Lithium niobate on sapphire is an emerging platform for photonic integrated circuits, offering unique properties for manipulating light. Efficiently coupling light between optical fibers and on-chip waveguides is essential for practical applications. This work presents the design, simulation, and experimental investigation of inverse-taper couplers for these circuits, designed to smoothly transform the light’s shape as it transitions from a single-mode fiber to a wider mode in the waveguide, reducing coupling loss. Researchers performed detailed computer simulations to optimise the taper’s shape and size for different light polarisations at a wavelength of 1550nm.

The inverse-taper couplers are fabricated using electron beam lithography and reactive ion etching, and verified with a scanning electron microscope. Coupling efficiency is measured by sending light from a laser into the on-chip waveguide via a single-mode fiber and measuring the output power. The measured coupling loss is less than 1 dB for both light polarisations, demonstrating the effectiveness of the inverse-taper coupler design and fabrication process, and significantly improving light coupling efficiency for lithium niobate photonic integrated circuits.

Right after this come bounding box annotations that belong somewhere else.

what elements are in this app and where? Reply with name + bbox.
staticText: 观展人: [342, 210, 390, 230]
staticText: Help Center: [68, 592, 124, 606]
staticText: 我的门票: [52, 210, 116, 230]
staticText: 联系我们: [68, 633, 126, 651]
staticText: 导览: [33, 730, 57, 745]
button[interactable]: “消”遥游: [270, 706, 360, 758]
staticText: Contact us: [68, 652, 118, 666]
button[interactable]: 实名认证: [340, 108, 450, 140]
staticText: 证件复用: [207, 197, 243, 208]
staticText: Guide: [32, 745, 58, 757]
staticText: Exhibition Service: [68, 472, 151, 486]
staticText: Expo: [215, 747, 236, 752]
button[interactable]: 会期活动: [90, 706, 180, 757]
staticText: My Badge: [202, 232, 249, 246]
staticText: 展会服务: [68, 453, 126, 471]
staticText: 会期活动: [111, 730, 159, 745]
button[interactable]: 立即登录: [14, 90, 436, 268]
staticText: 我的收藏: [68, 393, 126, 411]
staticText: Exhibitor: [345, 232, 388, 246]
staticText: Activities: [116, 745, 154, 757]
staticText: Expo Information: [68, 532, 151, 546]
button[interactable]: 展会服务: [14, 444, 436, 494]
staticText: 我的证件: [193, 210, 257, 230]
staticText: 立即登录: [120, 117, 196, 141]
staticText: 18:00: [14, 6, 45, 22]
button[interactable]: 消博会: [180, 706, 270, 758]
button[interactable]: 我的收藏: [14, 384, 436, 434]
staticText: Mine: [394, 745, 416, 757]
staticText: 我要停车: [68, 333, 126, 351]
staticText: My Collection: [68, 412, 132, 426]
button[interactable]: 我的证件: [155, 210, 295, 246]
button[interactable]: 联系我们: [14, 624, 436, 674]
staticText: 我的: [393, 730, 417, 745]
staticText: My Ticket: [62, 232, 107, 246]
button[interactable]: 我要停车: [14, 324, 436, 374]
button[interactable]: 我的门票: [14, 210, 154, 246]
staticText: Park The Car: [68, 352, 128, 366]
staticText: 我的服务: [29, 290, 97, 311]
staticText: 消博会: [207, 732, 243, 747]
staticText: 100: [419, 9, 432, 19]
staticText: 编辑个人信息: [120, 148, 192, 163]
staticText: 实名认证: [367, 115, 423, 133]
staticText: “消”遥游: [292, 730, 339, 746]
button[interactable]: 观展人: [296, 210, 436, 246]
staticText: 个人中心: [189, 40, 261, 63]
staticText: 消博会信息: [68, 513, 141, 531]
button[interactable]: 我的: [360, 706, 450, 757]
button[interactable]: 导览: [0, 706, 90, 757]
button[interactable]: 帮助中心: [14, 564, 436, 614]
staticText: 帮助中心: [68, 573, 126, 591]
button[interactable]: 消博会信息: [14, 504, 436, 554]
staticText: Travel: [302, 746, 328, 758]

Lithium Niobate Grating Couplers Demonstrate High Efficiency

Researchers are developing highly efficient grating couplers for integrated photonics using lithium niobate, aiming to create robust and efficient interfaces between optical fibers and nanoscale photonic circuits. This is crucial for building complex photonic integrated circuits for applications in quantum information processing, optical communications, and sensing, with an emphasis on achieving high coupling efficiency, broad bandwidth, and polarisation independence. The team focuses on designing and fabricating grating couplers on a thin-film lithium niobate platform, achieving high coupling efficiency, broadband operation, and relative insensitivity to the polarisation of the input light. The research involved optimising the coupler design using computer simulations, followed by fabrication and experimental characterisation, supporting advanced applications like quantum photonics, optical communications, and sensing.

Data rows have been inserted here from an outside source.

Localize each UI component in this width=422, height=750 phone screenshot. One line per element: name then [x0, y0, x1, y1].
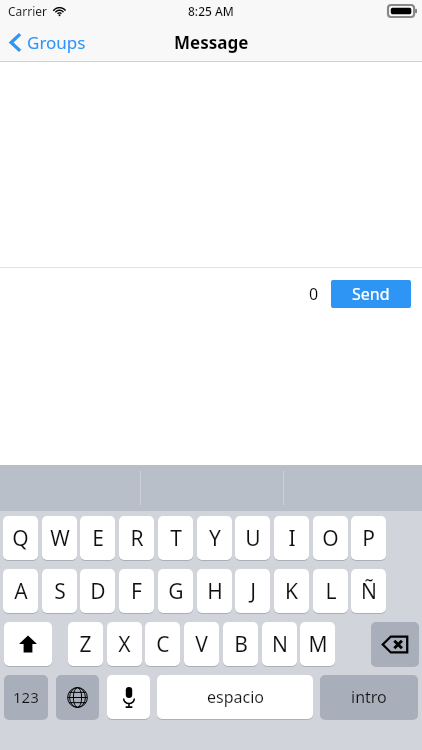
button[interactable]: B	[223, 622, 258, 666]
button[interactable]: intro	[320, 675, 418, 719]
button[interactable]: Change keyboard	[56, 675, 99, 719]
button[interactable]: T	[158, 516, 193, 560]
staticText: Carrier	[8, 3, 48, 19]
staticText: D	[90, 577, 106, 606]
button[interactable]: Backspace	[371, 622, 419, 666]
staticText: T	[170, 524, 182, 553]
button[interactable]: E	[80, 516, 115, 560]
button[interactable]: D	[80, 569, 115, 613]
staticText: 8:25 AM	[188, 3, 234, 19]
staticText: P	[362, 524, 375, 553]
staticText: V	[195, 630, 208, 659]
button[interactable]: W	[42, 516, 77, 560]
staticText: J	[250, 577, 256, 606]
button[interactable]: O	[313, 516, 348, 560]
staticText: M	[308, 630, 328, 659]
button[interactable]: S	[42, 569, 77, 613]
staticText: Send	[352, 283, 390, 305]
staticText: X	[118, 630, 131, 659]
button[interactable]: G	[158, 569, 193, 613]
staticText: F	[131, 577, 142, 606]
staticText: Z	[79, 630, 92, 659]
staticText: A	[14, 577, 28, 606]
button[interactable]: Z	[68, 622, 103, 666]
button[interactable]: Groups	[0, 27, 96, 58]
button[interactable]: H	[197, 569, 232, 613]
button[interactable]: Q	[3, 516, 38, 560]
staticText: C	[156, 630, 170, 659]
button[interactable]: Ñ	[351, 569, 386, 613]
staticText: K	[285, 577, 298, 606]
button[interactable]: F	[119, 569, 154, 613]
button[interactable]: M	[300, 622, 335, 666]
button[interactable]: J	[235, 569, 270, 613]
staticText: 0	[309, 283, 319, 305]
staticText: Ñ	[361, 577, 377, 606]
button[interactable]: C	[145, 622, 180, 666]
button[interactable]: Y	[197, 516, 232, 560]
button[interactable]: espacio	[157, 675, 313, 719]
staticText: Q	[12, 524, 29, 553]
staticText: H	[207, 577, 223, 606]
staticText: espacio	[207, 686, 264, 708]
staticText: intro	[351, 686, 387, 708]
staticText: Y	[209, 524, 221, 553]
button[interactable]: L	[313, 569, 348, 613]
button[interactable]: R	[119, 516, 154, 560]
staticText: E	[92, 524, 104, 553]
button[interactable]: Send	[331, 280, 411, 308]
staticText: G	[168, 577, 184, 606]
staticText: U	[245, 524, 261, 553]
staticText: Groups	[27, 31, 86, 54]
button[interactable]: X	[107, 622, 142, 666]
button[interactable]: U	[235, 516, 270, 560]
staticText: O	[322, 524, 339, 553]
button[interactable]: 123	[4, 675, 48, 719]
staticText: 123	[13, 687, 39, 707]
staticText: N	[272, 630, 288, 659]
button[interactable]: K	[274, 569, 309, 613]
button[interactable]: P	[351, 516, 386, 560]
staticText: L	[325, 577, 337, 606]
staticText: Message	[174, 31, 249, 54]
staticText: S	[54, 577, 66, 606]
button[interactable]: V	[184, 622, 219, 666]
button[interactable]: N	[262, 622, 297, 666]
staticText: I	[288, 524, 296, 553]
button[interactable]: Dictate	[107, 675, 150, 719]
staticText: W	[50, 524, 70, 553]
button[interactable]: A	[3, 569, 38, 613]
staticText: B	[234, 630, 248, 659]
button[interactable]: I	[274, 516, 309, 560]
button[interactable]: Shift	[4, 622, 52, 666]
staticText: R	[130, 524, 144, 553]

Efficient Lithium Niobate Chip Coupling Demonstrated

Researchers have successfully demonstrated high-efficiency fiber-to-chip grating couplers fabricated on lithium niobate on sapphire, achieving a single-end coupling efficiency exceeding 20 percent at a 1550nm wavelength. This confirms the effectiveness of their self-imaging design and paves the way for practical applications of this technology, addressing a crucial need for efficient light coupling in lithium niobate circuits, and enabling advancements in classical and quantum information processing, and nonlinear optics. The demonstrated couplers offer a significant step towards realising hybrid quantum chips and fully integrated photonic systems.